On my twentieth birthday, which occurred soon after my first appearance, Lawrence sent me a magnificent proof plate of my aunt as the “Tragic Muse,” beautifully framed, and with this inscription: “This portrait, by England’s greatest painter, of the noblest subject of his pencil, is presented to her niece and worthy successor by her most faithful humble friend and servant, Lawrence.” When my mother saw this, she exclaimed at it, and said: “I am surprised he ever brought himself to write those words ‘worthy successor.’”
A few days after, Lawrence begged me to let him have the print again, as he was not satisfied with the finish of the frame. It was sent to him, and when it came back he had effaced the words in which he had admitted any worthy successor to his “Tragic Muse”; and Mr. H⸺, who was at that time his secretary, told me that Lawrence had the print lying with that inscription in his drawing-room for several days before sending it to me, and had said to him, “I cannot bear to look at it.”

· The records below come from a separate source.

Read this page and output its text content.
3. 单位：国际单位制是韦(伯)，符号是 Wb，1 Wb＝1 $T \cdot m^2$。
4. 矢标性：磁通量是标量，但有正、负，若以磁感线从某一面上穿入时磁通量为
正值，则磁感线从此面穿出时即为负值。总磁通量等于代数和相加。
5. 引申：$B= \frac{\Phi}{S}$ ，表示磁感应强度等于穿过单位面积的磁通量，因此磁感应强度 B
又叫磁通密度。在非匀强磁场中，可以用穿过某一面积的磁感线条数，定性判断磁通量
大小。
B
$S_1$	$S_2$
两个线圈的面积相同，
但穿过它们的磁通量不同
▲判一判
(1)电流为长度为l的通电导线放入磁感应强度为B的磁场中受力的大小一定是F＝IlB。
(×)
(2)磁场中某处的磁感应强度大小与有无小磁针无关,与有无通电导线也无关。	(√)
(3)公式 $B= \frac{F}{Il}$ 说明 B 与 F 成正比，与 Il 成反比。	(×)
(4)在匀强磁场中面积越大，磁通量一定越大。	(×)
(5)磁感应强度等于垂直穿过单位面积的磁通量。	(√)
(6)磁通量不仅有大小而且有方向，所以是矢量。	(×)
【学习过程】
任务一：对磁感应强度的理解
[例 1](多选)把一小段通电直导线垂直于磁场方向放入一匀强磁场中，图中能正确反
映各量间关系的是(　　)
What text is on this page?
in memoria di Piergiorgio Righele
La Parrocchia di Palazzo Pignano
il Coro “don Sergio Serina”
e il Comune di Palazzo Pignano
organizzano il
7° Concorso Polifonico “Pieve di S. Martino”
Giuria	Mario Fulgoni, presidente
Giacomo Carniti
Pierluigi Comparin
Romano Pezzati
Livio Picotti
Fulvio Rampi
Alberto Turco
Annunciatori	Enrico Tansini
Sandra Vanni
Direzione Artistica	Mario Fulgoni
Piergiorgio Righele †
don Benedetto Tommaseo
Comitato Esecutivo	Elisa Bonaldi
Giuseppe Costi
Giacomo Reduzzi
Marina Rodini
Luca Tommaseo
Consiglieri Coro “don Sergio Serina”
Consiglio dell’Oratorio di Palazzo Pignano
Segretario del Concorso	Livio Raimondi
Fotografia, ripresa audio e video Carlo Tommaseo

Among these artists, poets, statesmen, who were continually present at her representations and attended afterwards at her dressing-room door to pay their respects, in later years Byron might frequently be seen. He declared her to be the “beau ideal of acting,” and said, “Miss O’Neill I would not see for fear of weakening the impression made by the queen of tragedians. When I read Lady Macbeth’s part I have Mrs. Siddons before me, and imagination even supplies her voice, whose tones were superhuman and power over the heart supernatural.” On another occasion, he is reported to have said that of actors Cook was the most natural, Kemble the most supernatural, and Kean the medium between the two, but that Mrs. Siddons was worth them all put together.
The first year she acted, “the gentlemen of the bar adorned her brows with laurel,” as she says herself. The “laurel” took the substantial form of a hundred guineas and a wreath presented by two barristers. She declared it to be the most shining circumstance of her life, and alluded modestly to her “poor abilities” and insufficient claims. The gentlemen of Brookes’s Club also made up a handsome present.

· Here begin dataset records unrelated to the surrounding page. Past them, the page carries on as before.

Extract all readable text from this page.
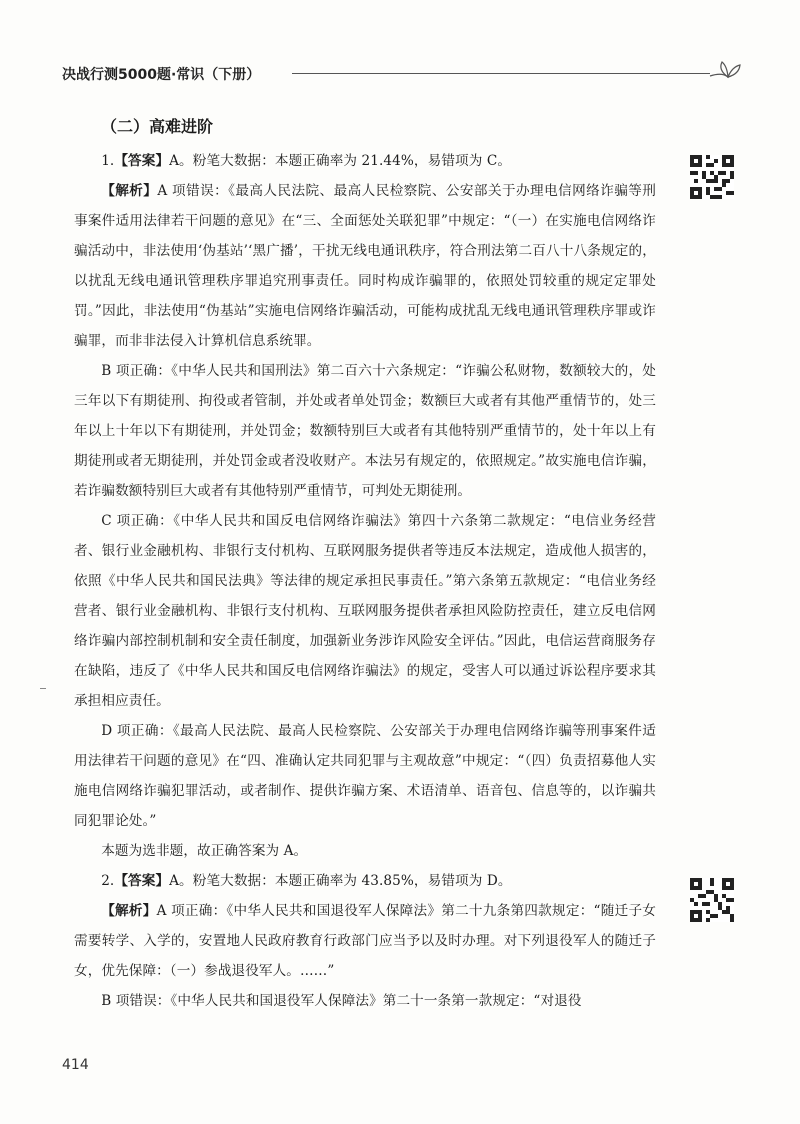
决战行测5000题·常识（下册）
（二）高难进阶

1.【答案】A。粉笔大数据：本题正确率为 21.44%，易错项为 C。

【解析】A 项错误：《最高人民法院、最高人民检察院、公安部关于办理电信网络诈骗等刑事案件适用法律若干问题的意见》在“三、全面惩处关联犯罪”中规定：“（一）在实施电信网络诈骗活动中，非法使用‘伪基站’‘黑广播’，干扰无线电通讯秩序，符合刑法第二百八十八条规定的，以扰乱无线电通讯管理秩序罪追究刑事责任。同时构成诈骗罪的，依照处罚较重的规定定罪处罚。”因此，非法使用“伪基站”实施电信网络诈骗活动，可能构成扰乱无线电通讯管理秩序罪或诈骗罪，而非非法侵入计算机信息系统罪。

B 项正确：《中华人民共和国刑法》第二百六十六条规定：“诈骗公私财物，数额较大的，处三年以下有期徒刑、拘役或者管制，并处或者单处罚金；数额巨大或者有其他严重情节的，处三年以上十年以下有期徒刑，并处罚金；数额特别巨大或者有其他特别严重情节的，处十年以上有期徒刑或者无期徒刑，并处罚金或者没收财产。本法另有规定的，依照规定。”故实施电信诈骗，若诈骗数额特别巨大或者有其他特别严重情节，可判处无期徒刑。

C 项正确：《中华人民共和国反电信网络诈骗法》第四十六条第二款规定：“电信业务经营者、银行业金融机构、非银行支付机构、互联网服务提供者等违反本法规定，造成他人损害的，依照《中华人民共和国民法典》等法律的规定承担民事责任。”第六条第五款规定：“电信业务经营者、银行业金融机构、非银行支付机构、互联网服务提供者承担风险防控责任，建立反电信网络诈骗内部控制机制和安全责任制度，加强新业务涉诈风险安全评估。”因此，电信运营商服务存在缺陷，违反了《中华人民共和国反电信网络诈骗法》的规定，受害人可以通过诉讼程序要求其承担相应责任。

D 项正确：《最高人民法院、最高人民检察院、公安部关于办理电信网络诈骗等刑事案件适用法律若干问题的意见》在“四、准确认定共同犯罪与主观故意”中规定：“（四）负责招募他人实施电信网络诈骗犯罪活动，或者制作、提供诈骗方案、术语清单、语音包、信息等的，以诈骗共同犯罪论处。”

本题为选非题，故正确答案为 A。

2.【答案】A。粉笔大数据：本题正确率为 43.85%，易错项为 D。

【解析】A 项正确：《中华人民共和国退役军人保障法》第二十九条第四款规定：“随迁子女需要转学、入学的，安置地人民政府教育行政部门应当予以及时办理。对下列退役军人的随迁子女，优先保障：（一）参战退役军人。……”

B 项错误：《中华人民共和国退役军人保障法》第二十一条第一款规定：“对退役

414
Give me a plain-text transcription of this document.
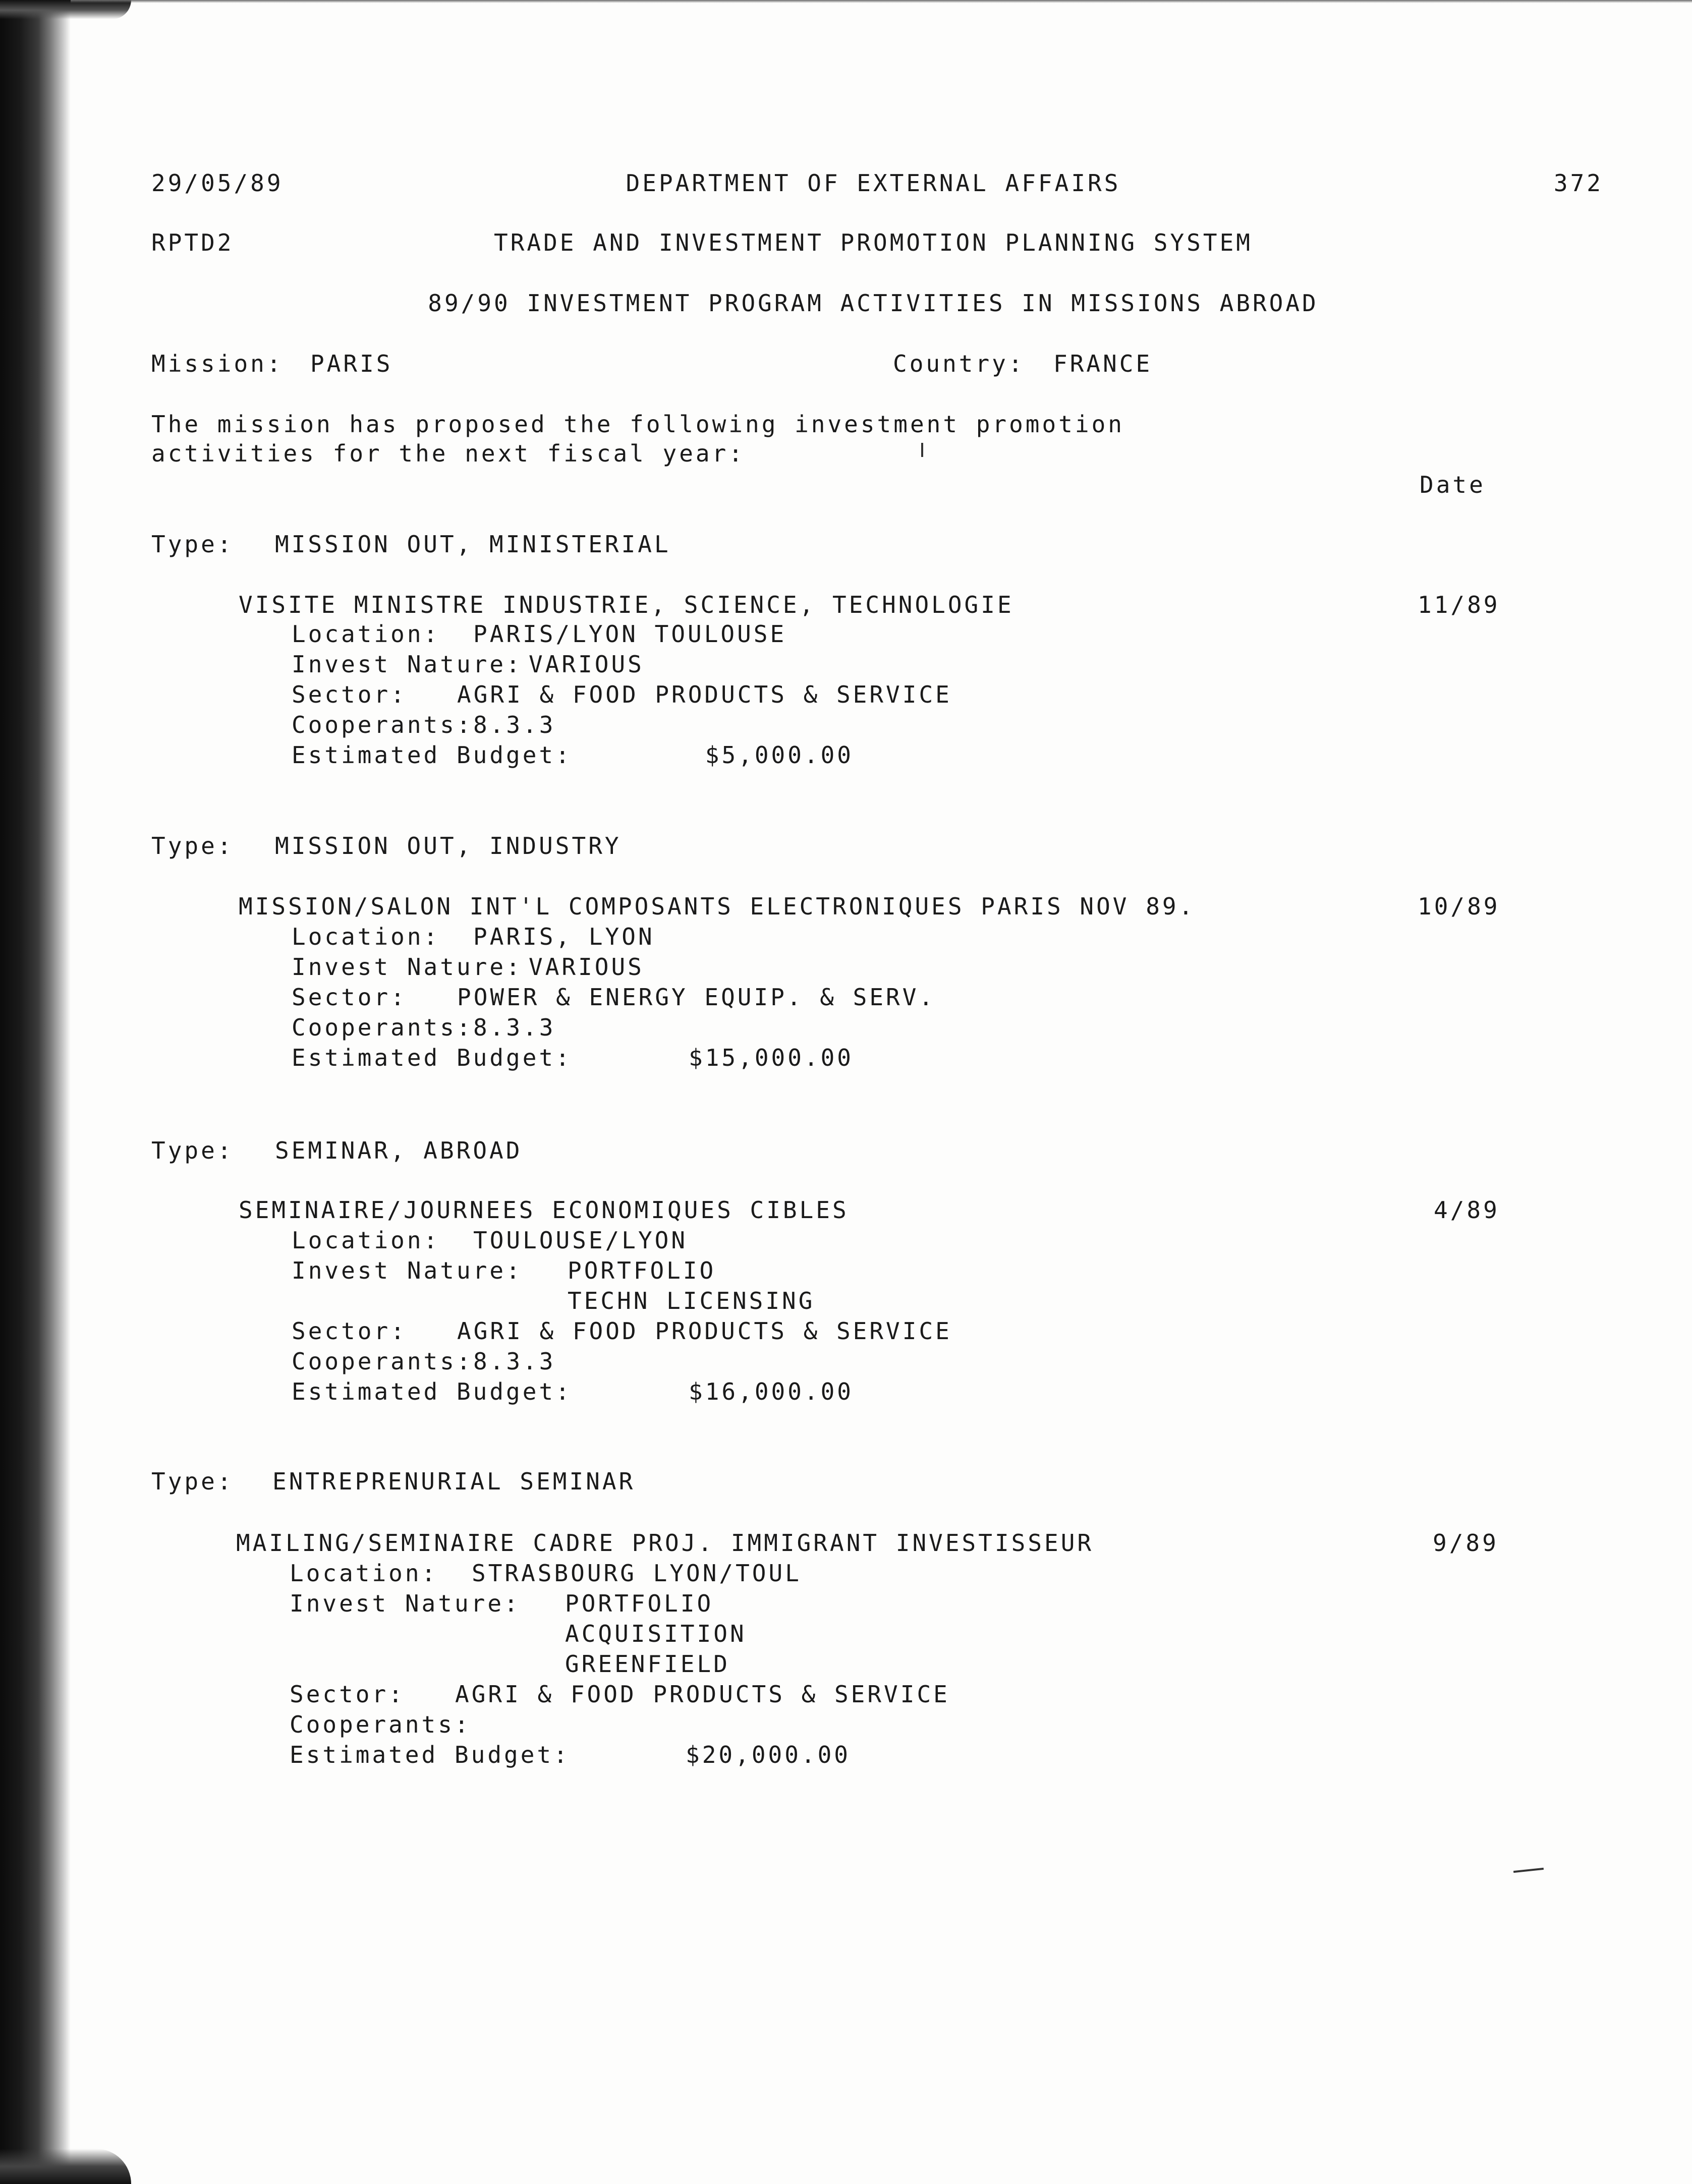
29/05/89	DEPARTMENT OF EXTERNAL AFFAIRS	372
RPTD2	TRADE AND INVESTMENT PROMOTION PLANNING SYSTEM
89/90 INVESTMENT PROGRAM ACTIVITIES IN MISSIONS ABROAD
Mission: PARIS	Country: FRANCE
The mission has proposed the following investment promotion
activities for the next fiscal year:
Date
Type: MISSION OUT, MINISTERIAL
VISITE MINISTRE INDUSTRIE, SCIENCE, TECHNOLOGIE	11/89
Location: PARIS/LYON TOULOUSE
Invest Nature: VARIOUS
Sector: AGRI & FOOD PRODUCTS & SERVICE
Cooperants: 8.3.3
Estimated Budget:	$5,000.00
Type: MISSION OUT, INDUSTRY
MISSION/SALON INT'L COMPOSANTS ELECTRONIQUES PARIS NOV 89.	10/89
Location: PARIS, LYON
Invest Nature: VARIOUS
Sector: POWER & ENERGY EQUIP. & SERV.
Cooperants: 8.3.3
Estimated Budget:	$15,000.00
Type: SEMINAR, ABROAD
SEMINAIRE/JOURNEES ECONOMIQUES CIBLES	4/89
Location: TOULOUSE/LYON
Invest Nature: PORTFOLIO
TECHN LICENSING
Sector: AGRI & FOOD PRODUCTS & SERVICE
Cooperants: 8.3.3
Estimated Budget:	$16,000.00
Type: ENTREPRENURIAL SEMINAR
MAILING/SEMINAIRE CADRE PROJ. IMMIGRANT INVESTISSEUR	9/89
Location: STRASBOURG LYON/TOUL
Invest Nature: PORTFOLIO
ACQUISITION
GREENFIELD
Sector: AGRI & FOOD PRODUCTS & SERVICE
Cooperants:
Estimated Budget:	$20,000.00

“Mrs. Siddons continues to be the mode,” Horace Walpole writes, “and to be modest and sensible. She declines great dinners, and says the business and cares of her family take her whole time. When Lord Carlisle carried her the tribute money from Brookes’s, he said she was not maniérée enough. ‘I suppose she was grateful?’ said my niece, Lady Maria.”
It is easy to imagine the difficulty she experienced in keeping her fame untarnished amidst that hotbed of vice, Covent Garden, and amidst all the adulation lavished on her. It is impossible, indeed, to say how many enemies she made by rejecting inopportune advances, and by exciting jealousies and envy; but the worst they could ever allege was that she was hard and haughty. She was continually on her guard. “One would as soon think of making love to the Archbishop of Canterbury” was said of her later; but in the early days of her first appearance at Drury Lane she was obliged often to have recourse to an outspoken rebuff to aspirants to her favour.
As a curious instance of the insidious manner in which attacks were sometimes made to win her regard, John Taylor relates that one morning, on calling on her, he found her in the act of burning some letters that had been returned to her by the executors of the individual to whom they were addressed. He sat down to help her, and, in doing so, a printed copy of some scandalous verses on her that had appeared in the St. James’s Gazette dropped out. Some lines in the handwriting of the deceased poet that were written on the top of the page proved the author, and proved that attacker and defender had been one and the same person. In talking the matter over afterwards, Mrs. Siddons recalled to mind that the same person had once endeavoured to undermine her affection for her husband by telling her tales of his infidelity.